Беспредельно нежелание ваше, кое простирается вне альфы и омеги. Нет границ бессилию вашему, кое взрастили вы меж чресл своих. Безумна жадность ваша, коя злато топит в омуте выгребном, а серебром накрывается. Воля ж беглая ваша сокрылась в хлябях топких и тиной измученных, и нет ей ни тропы, ни направления, ни компаса, ни радиомаяка!
Нет у вас лика и оправдания тому. Не бывать вам вне могилы и власяницы, коие принайтованы к вам вечным грехом третьего сорта и рода. И нет для вас отличий между печалью и радостью, скорбью и пляской!
И попросите меня: «Отчим рода нашего, сделай нам красиво!» И получите кукиш с маргарином! И попросите меня: «Отчим рода чужого, сделай нам вкусно!» И получите цвет терновый с икрой кабачковой! И попросите меня: «Отчим дедов повивальных, сделай нам ласково!» И получите розог мореных в мокроте чумной!..
Ты видел, как звуки этой отповеди поражают зеков в место, где должно было быть у них сердце. Но зеки продолжали бегать и веселиться, как будто выпали их сердца, словно поклеванные курами вишни и оливки из дырявой авоськи, и не осталось в том месте ни прорехи, ни желания. Лишь пахан камеры, грозно и сумрачно выпятив обнаженную грудь навстречу мыслепостроениям Отчима рода Его, отражал упреки отповеди прокуренными альвеолами. Обвинения, словно куча ослепленных бромистой солью сперматозоидов или стая неуправляемых кордовых моделей махолетов, носились по кумирне меж зеков, пока хватало залежей движения. Когда же кончался их заряд и осознание цели, они валились под ноги неуемных арестантов, где и хрустели как надкрылья жужелиц или зерна кофе под жерновами меланхоличного циклопа.
Единственный, кого не трогала эта сумятица и свистопляска, был ты. Ты стоял, прижатый броуновскими перемещениями зеков к стенной панели, на которой презираемые божества, засвеченные Бодхисаттвы и возвышенные самими собой демоны, восседая на шелковичном дереве, его плодах и скрошившейся коре, закрывали ладонями свои соски и пупки, дабы не быть приобщенными к возвестиям ослушника культа. Его речи проносились сквозь тебя, недоступные боле для твоего приятия и презрения.
– Эй, вон ты там, где тут и его листья!
Культовик-затейник внезапно порвал свои обличения и их остатки, словно препарированные усердными родственниками трупы или насильно распахнутые бутоны ирисов, вальяжно улеглись на кафедру амвона, бесстыже выпятив свои незаслуженно неинтересные внутренности. Его длань простерлась в направлении тебя.
– Я вызываю его – Содом Капустин. – Ответил за тебя пахан камеры, и его ногти завибрировали от грядущего возбуждения, а шея позеленела, не в силах удержать вожделение и страсть к насилию.

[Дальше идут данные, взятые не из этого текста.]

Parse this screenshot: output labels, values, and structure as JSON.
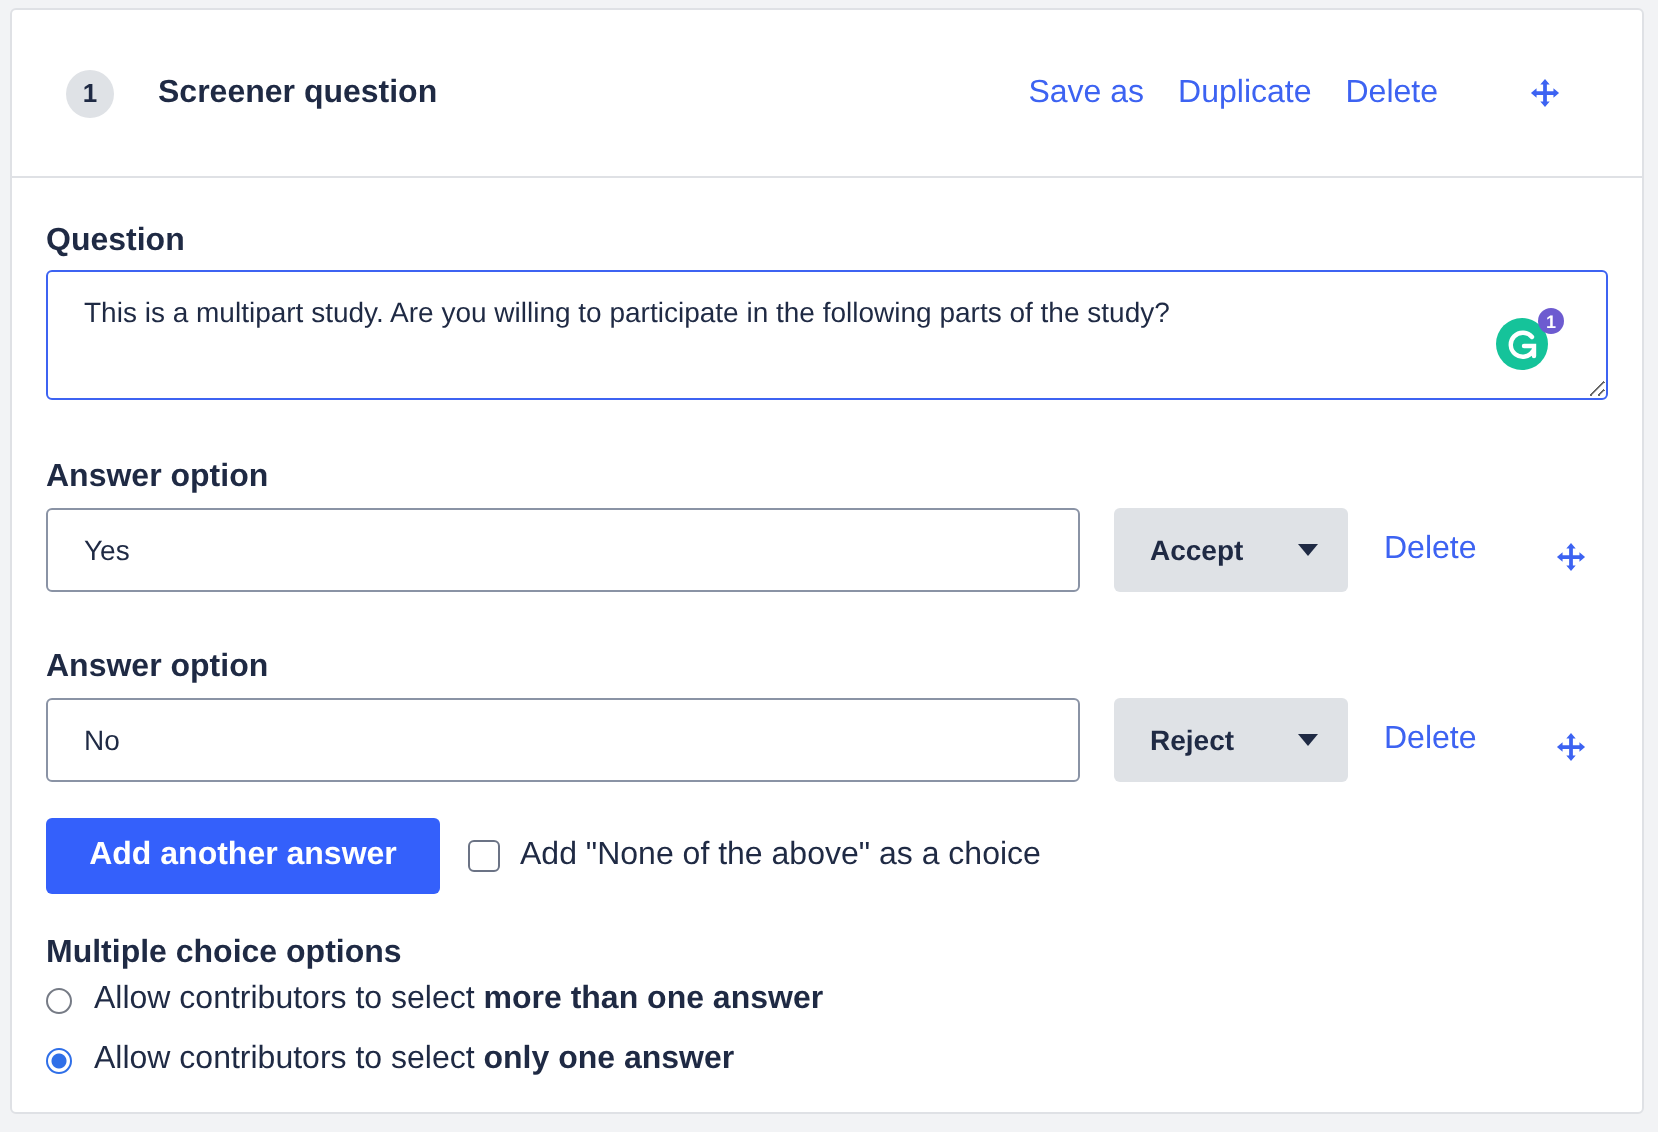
{
  "header": {
    "number": "1",
    "title": "Screener question",
    "actions": [
      "Save as",
      "Duplicate",
      "Delete"
    ]
  },
  "question": {
    "label": "Question",
    "value": "This is a multipart study. Are you willing to participate in the following parts of the study?",
    "grammarly_count": "1"
  },
  "answers": [
    {
      "label": "Answer option",
      "value": "Yes",
      "status": "Accept",
      "delete": "Delete"
    },
    {
      "label": "Answer option",
      "value": "No",
      "status": "Reject",
      "delete": "Delete"
    }
  ],
  "add_button": "Add another answer",
  "none_choice": {
    "label": "Add \"None of the above\" as a choice",
    "checked": false
  },
  "multiple_choice": {
    "title": "Multiple choice options",
    "options": [
      {
        "text": "Allow contributors to select **more than one answer**",
        "selected": false
      },
      {
        "text": "Allow contributors to select **only one answer**",
        "selected": true
      }
    ]
  }
}
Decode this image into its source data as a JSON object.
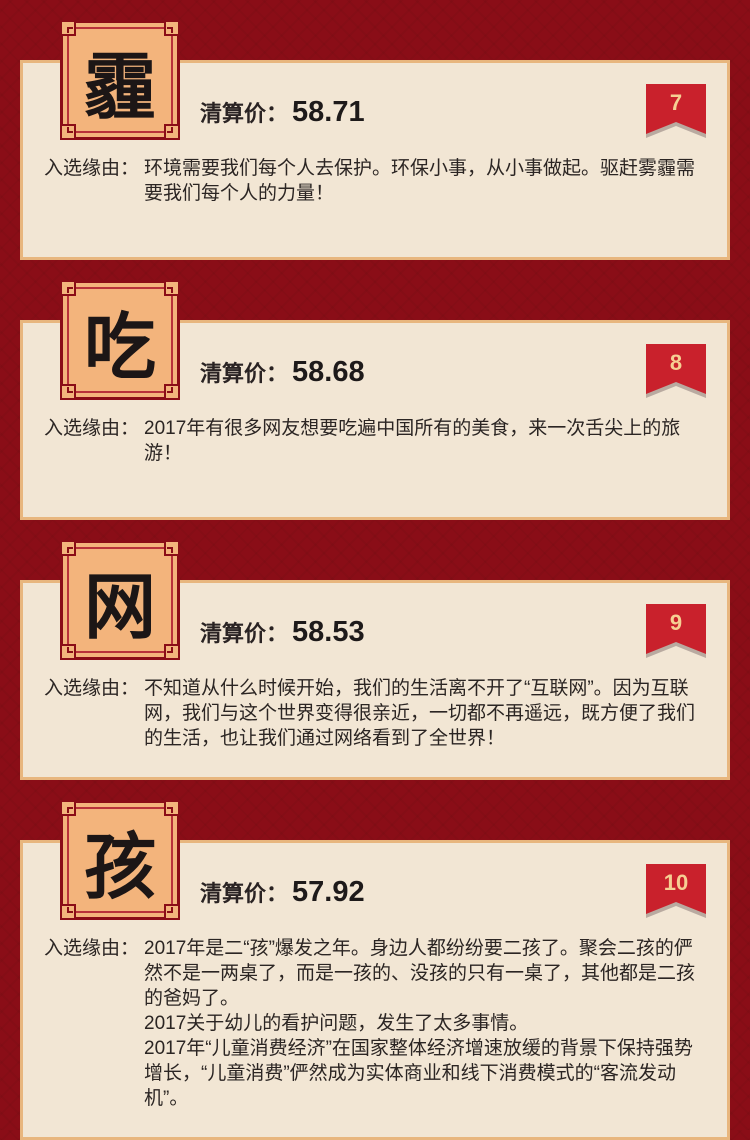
{
  "price_label": "清算价：",
  "reason_label": "入选缘由：",
  "entries": [
    {
      "rank": "7",
      "word": "霾",
      "price": "58.71",
      "reason": [
        "环境需要我们每个人去保护。环保小事，从小事做起。驱赶雾霾需要我们每个人的力量！"
      ]
    },
    {
      "rank": "8",
      "word": "吃",
      "price": "58.68",
      "reason": [
        "2017年有很多网友想要吃遍中国所有的美食，来一次舌尖上的旅游！"
      ]
    },
    {
      "rank": "9",
      "word": "网",
      "price": "58.53",
      "reason": [
        "不知道从什么时候开始，我们的生活离不开了“互联网”。因为互联网，我们与这个世界变得很亲近，一切都不再遥远，既方便了我们的生活，也让我们通过网络看到了全世界！"
      ]
    },
    {
      "rank": "10",
      "word": "孩",
      "price": "57.92",
      "reason": [
        "2017年是二“孩”爆发之年。身边人都纷纷要二孩了。聚会二孩的俨然不是一两桌了，而是一孩的、没孩的只有一桌了，其他都是二孩的爸妈了。",
        "2017关于幼儿的看护问题，发生了太多事情。",
        "2017年“儿童消费经济”在国家整体经济增速放缓的背景下保持强势增长，“儿童消费”俨然成为实体商业和线下消费模式的“客流发动机”。"
      ]
    }
  ]
}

– Приблизься ко мне, Содом Капустин!
Профанатор культа поманил тебя двумя фалангами среднего пальца. И ты мог бы заметить, что ногти у греховнослужителя растроены теми же способом и причиной, что у пахана, но не сделал этого.
Непросохшие от пота, негодования и лампадного масла бедра и предплечья зеков вытолкнули тебя к алтарю. Там ослушник культа, расстрига в седьмом колене и запястье, возложил тебя на пахнущий просроченными зельями и гниющей тиной алтарь. И, умывая плечи и затылок, обратился к тебе.
– Ты – скверна греха! Ты – сублимация возгонки! Ты – дробь неделимого! Ты – падаль бессмертия!
Без этих слов он, не присматриваясь и не приноравливаясь, сорвал со стенного крюка платиновое, но покрытое медью и патиной, Ж-образное расшестерение, с барельефом прикрученного к нему гимнаста в прыжке через козла или улей, и затщился вонзить его в твой анус. Арестанты, с ожиданием и предвкушением серы и уксуса, открыли рты и схватились всеми руками за пенисы. Но расшестерение гимнаста, на немного проникнув внутрь тебя, вдруг остановилось.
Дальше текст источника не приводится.